1. BÖLÜM

10 0 0
                                    

Kafamı dosyalara gömmüş. Tüm odağımı onlara vermiştim. Kapı çaldı.

"Gel!" dedim az biraz kim olduğunu tahmin ediyordum. Telefonumdan saate baktım. Saat, 03.00'ı gösteriyordu. Annem olamazdı. Korumalardan biri miydi? Kapı açıldı gelen korumam Erkin'di.

"Mira Hanım anneniz sizi odasına bekliyor." dedi neden uyanmıştı ki? Kabus görmeye devam mi ediyordu? Bana geçtiğini söylemişti.

"Tamam Erkin" dedim. Sandalyeyi ittim ve kalktım.

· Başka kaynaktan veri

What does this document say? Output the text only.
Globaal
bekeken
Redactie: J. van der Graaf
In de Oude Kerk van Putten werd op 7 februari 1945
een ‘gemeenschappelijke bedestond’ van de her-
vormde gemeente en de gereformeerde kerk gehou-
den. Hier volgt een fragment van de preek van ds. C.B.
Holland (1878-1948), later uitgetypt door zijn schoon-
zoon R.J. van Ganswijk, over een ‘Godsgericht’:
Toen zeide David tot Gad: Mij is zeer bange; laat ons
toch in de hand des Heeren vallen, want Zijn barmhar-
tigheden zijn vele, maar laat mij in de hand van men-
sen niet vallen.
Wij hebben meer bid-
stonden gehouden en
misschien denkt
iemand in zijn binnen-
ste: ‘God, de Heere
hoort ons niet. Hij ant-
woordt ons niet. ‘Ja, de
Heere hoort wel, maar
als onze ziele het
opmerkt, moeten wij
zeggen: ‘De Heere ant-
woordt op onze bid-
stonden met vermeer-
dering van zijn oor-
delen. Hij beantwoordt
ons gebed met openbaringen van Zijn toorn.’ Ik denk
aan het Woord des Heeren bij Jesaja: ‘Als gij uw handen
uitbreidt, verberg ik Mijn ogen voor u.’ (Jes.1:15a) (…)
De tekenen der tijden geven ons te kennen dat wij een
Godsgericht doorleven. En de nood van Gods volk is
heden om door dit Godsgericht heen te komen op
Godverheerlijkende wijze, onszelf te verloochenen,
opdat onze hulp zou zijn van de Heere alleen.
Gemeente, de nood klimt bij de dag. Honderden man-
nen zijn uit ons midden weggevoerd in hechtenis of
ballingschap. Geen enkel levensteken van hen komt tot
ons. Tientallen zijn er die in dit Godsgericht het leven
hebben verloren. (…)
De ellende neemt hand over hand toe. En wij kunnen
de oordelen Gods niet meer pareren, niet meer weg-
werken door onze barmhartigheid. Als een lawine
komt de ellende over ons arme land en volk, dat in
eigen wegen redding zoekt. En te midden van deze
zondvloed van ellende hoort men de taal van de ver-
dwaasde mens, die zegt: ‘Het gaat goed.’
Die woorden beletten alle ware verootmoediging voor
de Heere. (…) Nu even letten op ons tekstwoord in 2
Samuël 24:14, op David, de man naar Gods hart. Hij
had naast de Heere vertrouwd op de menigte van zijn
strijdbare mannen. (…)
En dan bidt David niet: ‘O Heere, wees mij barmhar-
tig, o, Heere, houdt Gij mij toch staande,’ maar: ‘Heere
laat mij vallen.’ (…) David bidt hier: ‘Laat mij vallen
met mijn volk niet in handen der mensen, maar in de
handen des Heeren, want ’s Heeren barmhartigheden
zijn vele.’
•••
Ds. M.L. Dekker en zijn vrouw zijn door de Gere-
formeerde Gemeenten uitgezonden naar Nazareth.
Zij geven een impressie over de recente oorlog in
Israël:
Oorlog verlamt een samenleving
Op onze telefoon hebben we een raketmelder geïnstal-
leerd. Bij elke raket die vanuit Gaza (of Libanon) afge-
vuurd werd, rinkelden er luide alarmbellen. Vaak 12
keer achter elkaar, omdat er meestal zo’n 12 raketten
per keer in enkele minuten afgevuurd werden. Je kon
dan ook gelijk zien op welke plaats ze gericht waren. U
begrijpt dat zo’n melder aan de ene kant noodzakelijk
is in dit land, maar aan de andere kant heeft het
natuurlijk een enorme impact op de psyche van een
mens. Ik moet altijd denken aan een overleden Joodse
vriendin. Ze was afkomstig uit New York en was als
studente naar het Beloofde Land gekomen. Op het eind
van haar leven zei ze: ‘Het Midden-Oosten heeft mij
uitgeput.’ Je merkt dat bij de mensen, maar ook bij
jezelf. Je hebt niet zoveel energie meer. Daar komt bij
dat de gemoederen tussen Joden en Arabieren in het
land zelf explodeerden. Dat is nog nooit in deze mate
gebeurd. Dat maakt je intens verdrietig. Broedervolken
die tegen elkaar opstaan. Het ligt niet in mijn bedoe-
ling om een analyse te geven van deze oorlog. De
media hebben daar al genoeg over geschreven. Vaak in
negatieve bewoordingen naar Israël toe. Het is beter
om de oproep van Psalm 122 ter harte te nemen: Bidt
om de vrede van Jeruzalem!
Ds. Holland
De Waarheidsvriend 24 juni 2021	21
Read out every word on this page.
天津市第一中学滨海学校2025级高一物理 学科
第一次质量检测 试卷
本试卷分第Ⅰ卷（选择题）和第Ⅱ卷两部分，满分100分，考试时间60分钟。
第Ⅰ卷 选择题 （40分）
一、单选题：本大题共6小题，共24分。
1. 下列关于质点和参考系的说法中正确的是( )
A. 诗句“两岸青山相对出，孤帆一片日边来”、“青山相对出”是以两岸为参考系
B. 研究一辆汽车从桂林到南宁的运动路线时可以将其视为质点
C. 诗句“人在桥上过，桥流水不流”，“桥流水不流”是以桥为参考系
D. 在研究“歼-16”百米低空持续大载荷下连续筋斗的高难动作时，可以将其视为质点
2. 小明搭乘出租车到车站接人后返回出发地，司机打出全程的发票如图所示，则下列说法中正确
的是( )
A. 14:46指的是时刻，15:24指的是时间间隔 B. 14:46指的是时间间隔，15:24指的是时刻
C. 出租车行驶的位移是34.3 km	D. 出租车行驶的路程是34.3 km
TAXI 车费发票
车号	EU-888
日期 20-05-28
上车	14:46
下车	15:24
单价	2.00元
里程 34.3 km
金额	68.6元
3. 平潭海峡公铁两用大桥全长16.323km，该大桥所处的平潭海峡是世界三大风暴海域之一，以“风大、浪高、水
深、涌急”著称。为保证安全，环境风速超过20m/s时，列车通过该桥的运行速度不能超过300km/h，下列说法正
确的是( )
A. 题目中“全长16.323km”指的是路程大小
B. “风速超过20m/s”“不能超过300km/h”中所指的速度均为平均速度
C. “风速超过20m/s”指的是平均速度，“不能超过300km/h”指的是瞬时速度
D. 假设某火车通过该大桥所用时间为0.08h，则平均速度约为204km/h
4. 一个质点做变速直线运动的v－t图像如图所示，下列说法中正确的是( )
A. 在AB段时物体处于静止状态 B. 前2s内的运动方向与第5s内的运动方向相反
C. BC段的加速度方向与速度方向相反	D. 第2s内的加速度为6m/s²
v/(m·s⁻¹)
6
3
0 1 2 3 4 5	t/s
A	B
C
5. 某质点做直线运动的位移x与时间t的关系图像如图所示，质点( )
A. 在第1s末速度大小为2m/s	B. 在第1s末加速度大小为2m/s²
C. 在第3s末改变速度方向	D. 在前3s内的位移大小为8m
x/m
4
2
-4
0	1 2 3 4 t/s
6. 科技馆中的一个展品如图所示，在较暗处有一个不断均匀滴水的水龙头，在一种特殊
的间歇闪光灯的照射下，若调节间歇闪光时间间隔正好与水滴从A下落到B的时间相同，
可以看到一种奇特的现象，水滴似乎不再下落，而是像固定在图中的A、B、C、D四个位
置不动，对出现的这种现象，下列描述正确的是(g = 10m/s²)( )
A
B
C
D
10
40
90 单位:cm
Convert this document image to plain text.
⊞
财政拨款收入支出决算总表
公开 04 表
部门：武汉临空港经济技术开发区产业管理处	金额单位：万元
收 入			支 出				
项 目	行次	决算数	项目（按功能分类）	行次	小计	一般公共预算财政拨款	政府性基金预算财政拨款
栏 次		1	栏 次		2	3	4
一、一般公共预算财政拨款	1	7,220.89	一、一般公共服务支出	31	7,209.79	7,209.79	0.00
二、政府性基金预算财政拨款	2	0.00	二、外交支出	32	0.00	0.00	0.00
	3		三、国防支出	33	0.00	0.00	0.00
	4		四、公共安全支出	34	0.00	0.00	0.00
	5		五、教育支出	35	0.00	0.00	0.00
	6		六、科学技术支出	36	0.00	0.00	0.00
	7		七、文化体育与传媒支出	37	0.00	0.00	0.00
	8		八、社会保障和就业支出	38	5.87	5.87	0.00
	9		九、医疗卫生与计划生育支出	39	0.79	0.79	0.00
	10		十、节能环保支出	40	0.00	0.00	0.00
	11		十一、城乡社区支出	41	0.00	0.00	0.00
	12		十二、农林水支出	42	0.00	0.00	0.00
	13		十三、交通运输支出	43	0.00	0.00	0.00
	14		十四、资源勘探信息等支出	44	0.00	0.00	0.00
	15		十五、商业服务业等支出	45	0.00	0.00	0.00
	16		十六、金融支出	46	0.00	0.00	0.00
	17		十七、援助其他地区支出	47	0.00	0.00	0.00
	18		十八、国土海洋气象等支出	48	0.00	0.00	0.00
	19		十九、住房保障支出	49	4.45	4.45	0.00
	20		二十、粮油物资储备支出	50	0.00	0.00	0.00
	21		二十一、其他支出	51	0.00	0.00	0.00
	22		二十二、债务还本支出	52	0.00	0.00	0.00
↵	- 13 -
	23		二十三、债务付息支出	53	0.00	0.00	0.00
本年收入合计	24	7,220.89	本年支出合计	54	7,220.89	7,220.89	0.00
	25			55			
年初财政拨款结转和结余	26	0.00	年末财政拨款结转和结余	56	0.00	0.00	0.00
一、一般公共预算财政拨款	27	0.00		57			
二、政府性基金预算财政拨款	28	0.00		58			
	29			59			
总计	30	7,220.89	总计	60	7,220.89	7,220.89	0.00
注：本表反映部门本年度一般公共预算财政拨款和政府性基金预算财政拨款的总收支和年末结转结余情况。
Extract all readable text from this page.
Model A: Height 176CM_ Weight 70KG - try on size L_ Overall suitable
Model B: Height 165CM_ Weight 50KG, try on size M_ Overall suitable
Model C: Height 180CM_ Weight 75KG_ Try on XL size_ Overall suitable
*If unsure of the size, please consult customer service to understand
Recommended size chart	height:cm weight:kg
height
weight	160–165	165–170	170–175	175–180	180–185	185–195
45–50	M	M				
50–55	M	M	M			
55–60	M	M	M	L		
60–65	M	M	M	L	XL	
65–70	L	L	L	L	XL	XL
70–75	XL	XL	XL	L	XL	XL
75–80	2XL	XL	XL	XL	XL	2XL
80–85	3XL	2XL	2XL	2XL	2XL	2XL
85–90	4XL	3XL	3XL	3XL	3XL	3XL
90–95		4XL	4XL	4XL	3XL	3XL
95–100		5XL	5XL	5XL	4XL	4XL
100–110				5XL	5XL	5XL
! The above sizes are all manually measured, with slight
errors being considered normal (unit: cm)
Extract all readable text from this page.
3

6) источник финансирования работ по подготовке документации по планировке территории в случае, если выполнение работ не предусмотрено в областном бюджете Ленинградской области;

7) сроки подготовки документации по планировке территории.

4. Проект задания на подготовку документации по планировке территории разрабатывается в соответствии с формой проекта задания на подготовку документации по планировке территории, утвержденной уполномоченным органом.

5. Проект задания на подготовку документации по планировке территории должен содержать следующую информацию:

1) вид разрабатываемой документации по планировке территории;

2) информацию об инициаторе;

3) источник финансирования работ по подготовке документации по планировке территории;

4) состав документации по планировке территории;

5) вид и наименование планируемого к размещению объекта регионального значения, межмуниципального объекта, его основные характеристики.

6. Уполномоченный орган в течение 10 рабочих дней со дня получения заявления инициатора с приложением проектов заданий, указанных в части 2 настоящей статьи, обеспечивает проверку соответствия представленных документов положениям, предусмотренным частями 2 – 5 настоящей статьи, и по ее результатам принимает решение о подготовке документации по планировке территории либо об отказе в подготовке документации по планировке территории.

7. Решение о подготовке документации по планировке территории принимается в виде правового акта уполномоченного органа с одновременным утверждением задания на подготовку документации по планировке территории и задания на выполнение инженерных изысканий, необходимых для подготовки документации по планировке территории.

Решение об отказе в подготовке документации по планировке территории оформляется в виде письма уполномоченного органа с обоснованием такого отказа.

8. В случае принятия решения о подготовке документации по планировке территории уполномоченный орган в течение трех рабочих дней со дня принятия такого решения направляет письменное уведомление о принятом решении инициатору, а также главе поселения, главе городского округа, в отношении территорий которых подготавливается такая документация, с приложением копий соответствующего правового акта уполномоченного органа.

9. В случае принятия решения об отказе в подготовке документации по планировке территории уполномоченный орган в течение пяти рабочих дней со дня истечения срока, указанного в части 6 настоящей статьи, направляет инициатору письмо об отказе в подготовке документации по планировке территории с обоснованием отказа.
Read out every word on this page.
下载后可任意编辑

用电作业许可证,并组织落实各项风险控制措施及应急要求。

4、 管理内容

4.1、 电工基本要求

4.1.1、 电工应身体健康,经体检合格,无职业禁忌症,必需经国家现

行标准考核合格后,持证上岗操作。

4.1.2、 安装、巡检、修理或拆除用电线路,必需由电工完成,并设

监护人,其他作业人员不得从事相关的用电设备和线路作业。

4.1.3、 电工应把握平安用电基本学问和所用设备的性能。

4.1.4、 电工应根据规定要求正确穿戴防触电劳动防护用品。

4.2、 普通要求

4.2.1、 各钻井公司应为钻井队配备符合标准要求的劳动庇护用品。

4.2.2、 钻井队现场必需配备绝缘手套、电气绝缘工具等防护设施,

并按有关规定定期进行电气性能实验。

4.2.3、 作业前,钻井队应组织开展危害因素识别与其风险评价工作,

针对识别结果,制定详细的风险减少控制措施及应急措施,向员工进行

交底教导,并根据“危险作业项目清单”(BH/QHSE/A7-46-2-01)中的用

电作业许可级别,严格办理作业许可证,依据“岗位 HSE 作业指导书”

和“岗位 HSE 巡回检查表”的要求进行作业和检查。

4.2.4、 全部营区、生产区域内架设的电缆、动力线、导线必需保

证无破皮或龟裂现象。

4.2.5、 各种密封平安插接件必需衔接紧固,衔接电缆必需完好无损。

"Buraya dikkat et Erkin gözünü açık tut düşman her yerde" diye ekledim ve çıktım. Yanımda tabi ki yine koruma vardı. Bu durumdan şikayetçiydim ama bunları bilerek seçmiştim savcı olmayı. Koridorda ilerlerken annemin odasına doğru u dönüşü yaptım. Kapıyı açtım annemin gözü kan çanağına dönmüştü. Ne görmüştü rüyasında? Belkide bu soruyu ona sormalıydım.

"Ne oldu anneciğim" dedim. "Yine kabus mu gördün?"

"Evet kızım" dedi yutkundu. "Bugün göreve gitmeyeceksin değil mi?"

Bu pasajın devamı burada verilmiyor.